さて、誰もが気になるのが「果たしてどの程度の速度が出るのか」ということである。 イーモバイルのサービスはいくらHSDPAを採用し高速な通信が可能になっているとはいえ、 周りにも利用者が多数存在し一つの基地局へトラフィックが集中すると、必然的にスループットが低下してしまうことが考えられるからだ。 そこで今回は電波が4本の場所、電波が1本の場所それぞれでスピードテストを実行した。 スピードテストにはspeed.rbbtoday.comのサービスを利用した。
結論からいえば、電波が4本の場所では下り速度が2.81Mbps、 上り速度が60kbpsであった。公証値が下り3.6Mbps、 上り384kbpsであることを考えると、非常に良い結果が出たのではないか。電波状況の良い場所では、 イーモバイルのサービスはかなりの威力を発揮することが見て取れる。また、電波1本(たまに圏外になることもある)では、 下り速度が384kbps、上り速度が30kbpsであった。 電波がバリバリ立っているところと比べれば劣るものの、それでもかなりのスピードが期待できることが見て取れる。
それでも欠点がある…
イーモバイルのサービス自体の欠点ではないのだが、D01NXには致命的な欠点がある。 それは発熱がひどいことである。今回FMV LOOX P70U/VというA5型モバイルノート端末で試した結果、D01NX本体はかなりの熱を持ってしまった。どうもこの「発熱がひどい」 というのは随所で報告ようである。このカードはWindows Mobile端末やZaurusにも対応する、とのことだが、 この発熱から考えると、PDAで使用するのはかなり大変なのではないか、と考えることができる。事実某氏はこのD01NXをVaio typeU(ゼロスピンドルモデル)にて使用してみたところ、CFスロットが大変に熱くなり手で持てる状況ではなかったという。 下手するとD01NXだけでなくPDAやPC本体を壊しかねないほどの発熱なだけに、 次回の機種ではこの部分に絶対的な対策が必要なのは明らかだろう。
なお、PCカードスロット型のD01NEではそのようなことはおこらないということなので、 モバイル端末で利用する予定のない場合はこちらを選択したほうが賢明だろう。

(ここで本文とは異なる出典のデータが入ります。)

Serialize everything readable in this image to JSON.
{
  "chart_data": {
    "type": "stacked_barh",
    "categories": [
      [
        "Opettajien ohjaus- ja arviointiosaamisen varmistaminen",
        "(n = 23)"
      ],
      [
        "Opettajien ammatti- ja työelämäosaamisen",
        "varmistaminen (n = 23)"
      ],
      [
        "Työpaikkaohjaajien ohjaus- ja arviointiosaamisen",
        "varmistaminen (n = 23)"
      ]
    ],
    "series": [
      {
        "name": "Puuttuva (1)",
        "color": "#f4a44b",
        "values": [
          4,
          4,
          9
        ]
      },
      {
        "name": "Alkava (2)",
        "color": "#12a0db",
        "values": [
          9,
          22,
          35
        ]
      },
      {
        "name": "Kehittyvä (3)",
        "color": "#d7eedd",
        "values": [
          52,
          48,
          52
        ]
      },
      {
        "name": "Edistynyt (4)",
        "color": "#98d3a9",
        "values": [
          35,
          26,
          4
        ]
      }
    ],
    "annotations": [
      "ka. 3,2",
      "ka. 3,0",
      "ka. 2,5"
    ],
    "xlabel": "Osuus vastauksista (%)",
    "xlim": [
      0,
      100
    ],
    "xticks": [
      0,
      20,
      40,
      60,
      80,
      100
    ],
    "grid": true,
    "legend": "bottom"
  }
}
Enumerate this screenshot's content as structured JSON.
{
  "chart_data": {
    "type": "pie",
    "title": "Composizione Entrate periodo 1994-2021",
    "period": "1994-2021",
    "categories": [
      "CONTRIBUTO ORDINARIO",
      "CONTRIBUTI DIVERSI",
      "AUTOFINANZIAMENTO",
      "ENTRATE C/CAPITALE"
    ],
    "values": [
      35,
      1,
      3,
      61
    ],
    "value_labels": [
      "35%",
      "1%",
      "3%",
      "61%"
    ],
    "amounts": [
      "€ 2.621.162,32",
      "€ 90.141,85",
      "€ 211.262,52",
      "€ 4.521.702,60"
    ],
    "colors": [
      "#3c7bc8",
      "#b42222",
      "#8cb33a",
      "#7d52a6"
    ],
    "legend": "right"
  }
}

いずれにせよ、このイーモバイルの端末はそれなりのノートPCを使用し、またエリア内であれば、かなりの実用性を持っている。 外出先で高速なインターネット環境が必要である場合、WILLCOM社製品を使用するよりも確実に満足度が高いだろう。 もちろんエリアが狭いという致命的な問題はあるものの、これは徐々に解消されていくと思われる。Windows MobileやZaurus対応のドライバが早く出てほしいものだ(もちろん熱の問題はあるが・・・)。